Didn’t We Mean to Say, “Welcome?”

by Marianne Richmond on July 10, 2006

The usually gracious Steve Rubel wrote that Dell had started a corporate blog but had failed to get the blog going the way that they could have." BL Ochman is in pain over the new Coke site and drags Ford’s Bold Moves under the bus twice; once for each of their two videos. I have said it before, if we believe corporations should blog, we should give them some time to learn. Go back through your archives to your first wobbly posts and see if perhaps you have improved with experience.

 Andy Lark says about the Dell blog, "The bloggerati just need to get over every blog coming out the gate reading like a conversation at the local pub and not rehashing the past trials and tribulations of bloggers. It takes time for a corporate blog to find its collective voice….Perhaps the best thing we could do to welcome a new corporate blog isn’t to critique it (just yet) but rather to participate. Engage them if you are interested. Give it time to settle and grow and nurture it with comments."

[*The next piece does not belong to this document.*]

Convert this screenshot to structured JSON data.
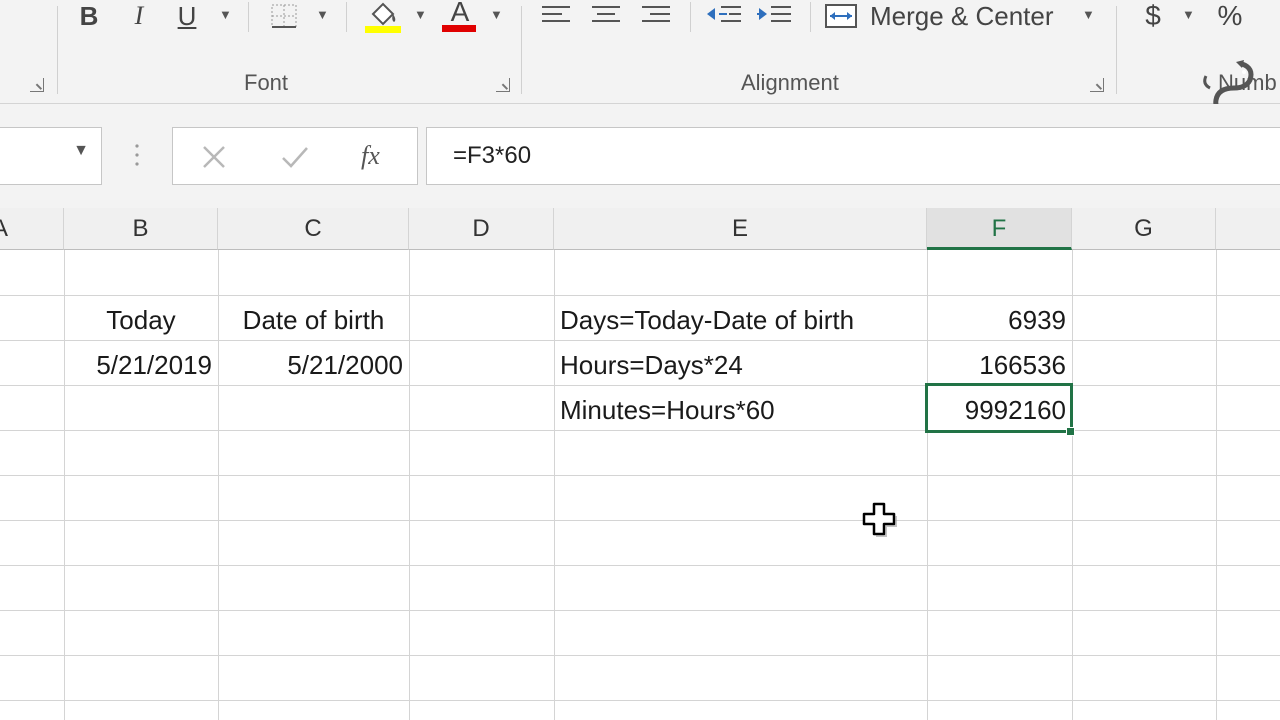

Toby Bloomberg at Diva Marketing congratulates Ford on getting it right and delivering on bold. I completely agree. More  encouragement came from the Fallon Planning Blog and Experience Curve

Adrants concurs although says that the bold moves might be a little "forced;" but then Adrants delivered the perfect parent move: They shouldn’t have let themselves get into this mess to begin; if the had remained competitive they wouldn’t be having to be bold now…or blog!

 The Viral Garden bashes Coke as clueless, with control issues; Logic+Emotion is constructively critical and gives Cokes points for learning from experience, but wonders about control issues. AdJab thinks that Coke has control issues.Okay, so the consumer is in control, but is it possible that Coke is just being cautious in new territory?? To quote Falstaff, "the better part of valor is discretion"..

 Interacting with consumers as well as the critical blogosphere? Yes, we can only imagine the dilemma…..

I can put the control vs caution dynamic in a very personal place…. I am just beginning to watch my fifteen year old son get into the car of his sixteen year old friends and drive off for the evening. I trust him…and yet it is very different than when I drove him to someone’s house knew who would be there and knew that they were going to be there all night. No of course I don’t miss the driving part, just the control.

Now, after my inquisition elicits not only grudging intentions of his destination and the names of companions, I also hear, "Mom, stop being so controlling."

"Cautious, I am being cautious."

And later, when I call his mobile and say, "Are Jeremy’s parents home?’ He says, "Mom, we are at Drew’s." No control. So, I cautiously inquire, "Ok, are Drew’s parent’s at home? And who else is there……"

OK, so we are all learning here. I can’t see a single benefit to anyone of an instant public critique to those we keep on inviting to be part of the conversation.